1981 results in Spain, the film Corre Gitano, in the Sinti and Roma from Grenada and Seville are seen. “It is the first film in which I think Rome claim status. It is a film that says: I am Rome. Despite everything, despite the persecutions of contempt. I exist, we exist …”
With the film Les Princes (1983) is discovered Tony Gatlif. Les Princes is a film without passion and without compromise of the Sinti and Roma who have settled in the Paris suburbs. A film that Gatlif as “Brass Knuckles” means, can the show through the filmmaker and his style. 1985 chreibt and turns Gatlif Rue du Départ, the story of Clara (Christine Boisson), a young, wandering in search of her father’s picture. Pleure pas my love (1989) is an answer to all those who accuse him of telling only by outsiders. It is a fairy tale in which Tony Gatlif turns out to be sentimental painter. It follows Gaspard and Robinson (1990), a Sozialkomödie[clarification needed] and a friendship story against the background of unemployment.
1992 throws himself into the adventure of Tony Gatlif Latcho Drom, a hymn to the music of Sinti and Roma. With a small team, he sets out on the trail of the Sinti and Roma, on a musical journey that takes him over an entire year of Rajasthan to Andalusia, via Egypt, Romania, Hungary and France. The film is an unexpected success at Cannes in the Un Certain Regard series. Another meeting his next film: the encounter with the work of Mondo (1996), the story of a ten-year-old child who arrives without a family in Nice determined, and its author, Jean-Marie Gustave Le Clezio.
1997 describes the film Gadjo Dilo the arrival of a young Gadjos (i.e. non-Rom) in a Roma village in Romania, is looking for a missing singer.
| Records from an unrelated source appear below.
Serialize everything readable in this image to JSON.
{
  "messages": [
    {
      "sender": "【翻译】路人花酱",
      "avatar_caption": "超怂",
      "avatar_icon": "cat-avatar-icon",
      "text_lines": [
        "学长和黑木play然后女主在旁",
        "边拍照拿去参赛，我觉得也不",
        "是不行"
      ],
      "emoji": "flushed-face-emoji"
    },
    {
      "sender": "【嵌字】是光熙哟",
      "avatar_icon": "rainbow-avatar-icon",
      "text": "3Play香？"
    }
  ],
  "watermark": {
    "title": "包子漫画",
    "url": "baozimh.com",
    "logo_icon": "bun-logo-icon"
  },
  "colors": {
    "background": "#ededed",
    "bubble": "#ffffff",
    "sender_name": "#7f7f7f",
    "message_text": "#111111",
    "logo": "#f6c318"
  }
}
Touching and refreshing at the same time, the film was in France and abroad, a great audience and critics success. The following year, Tony Gatlif takes the now famous pair of Gadjo Dilo, Romain Duris and Rona Hartner again, this time for the freedom-fighting film Je suis né d’une cigogne.
Vengo (2000) describes the rivalry between two Andalucian families. It enabled Gatlif for the first time to work with the great flamenco dancer Antonio Canales. Swing (2002) was filmed in eastern France, and describes the encounter of Max, a young boy who wants to learn Django Reinhardt’s guitar playing. Exile, again with Romain Duris in a leading role (2004), was Tony Gatlif’s 14th Feature film. Exile celebrated its premiere at the Cannes Film Festival and Gatlif won the prize for best director.

Children [edit]

Gatlif was born (real name Michel Dahmani) on September 10, 1948 in the Algiers suburb of a family of Andalusian gypsies. He discovered the theater during these short passages to school because he spent most of his time in the streets. He was illiterate and apprentice thug but the memories of cinema never left. At the age of twelve, in order to avoid an arranged marriage, he moved to Algiers. He thus distanced himself from the family and works by exercising the profession of shoeshine. He spends as early childhood until the turn of the sixties. Remembering his youth, Tony Gatlif says: "There were nearly 500 children. We lived on the streets, free. We hated school, with its fences and benches. We did not want to be locked up." While the authorities threatened to stop paying child benefit to those who do not send their children to school. Then try to substitute carrot sticks and milk and flour to promise good attendance. Fail again. It is the teacher who finds the solution. He bought a 16 mm projector, entered the school at the cinema club Jean Vigo and weekly planning a film that serves as raw material cours.Voilà my film culture. All my career I'm completely in this teacher, who told me some years ago at the time he supported the FLN." Around the age of fourteen he landed in France, between Marseille and Paris mop. Without a sub, street child, he met delinquency, juvenile reformatories. (This experience will serve him for writing his first script: The Rage in hand. But Tony Gatlif has a good star. While staying in a house of correction in the Paris region and with the help of a doctor happens to enroll in a theater. In recalling his visits to correctional home plustard he declared: "There, for the first time, the state was interrested in me, because I was a rebel." Grands Boulevards, in the days, he enjoys the cinema to sleep warm. "I remember having slept like a log during the four sessions Breathless."

Year 1960 [edit]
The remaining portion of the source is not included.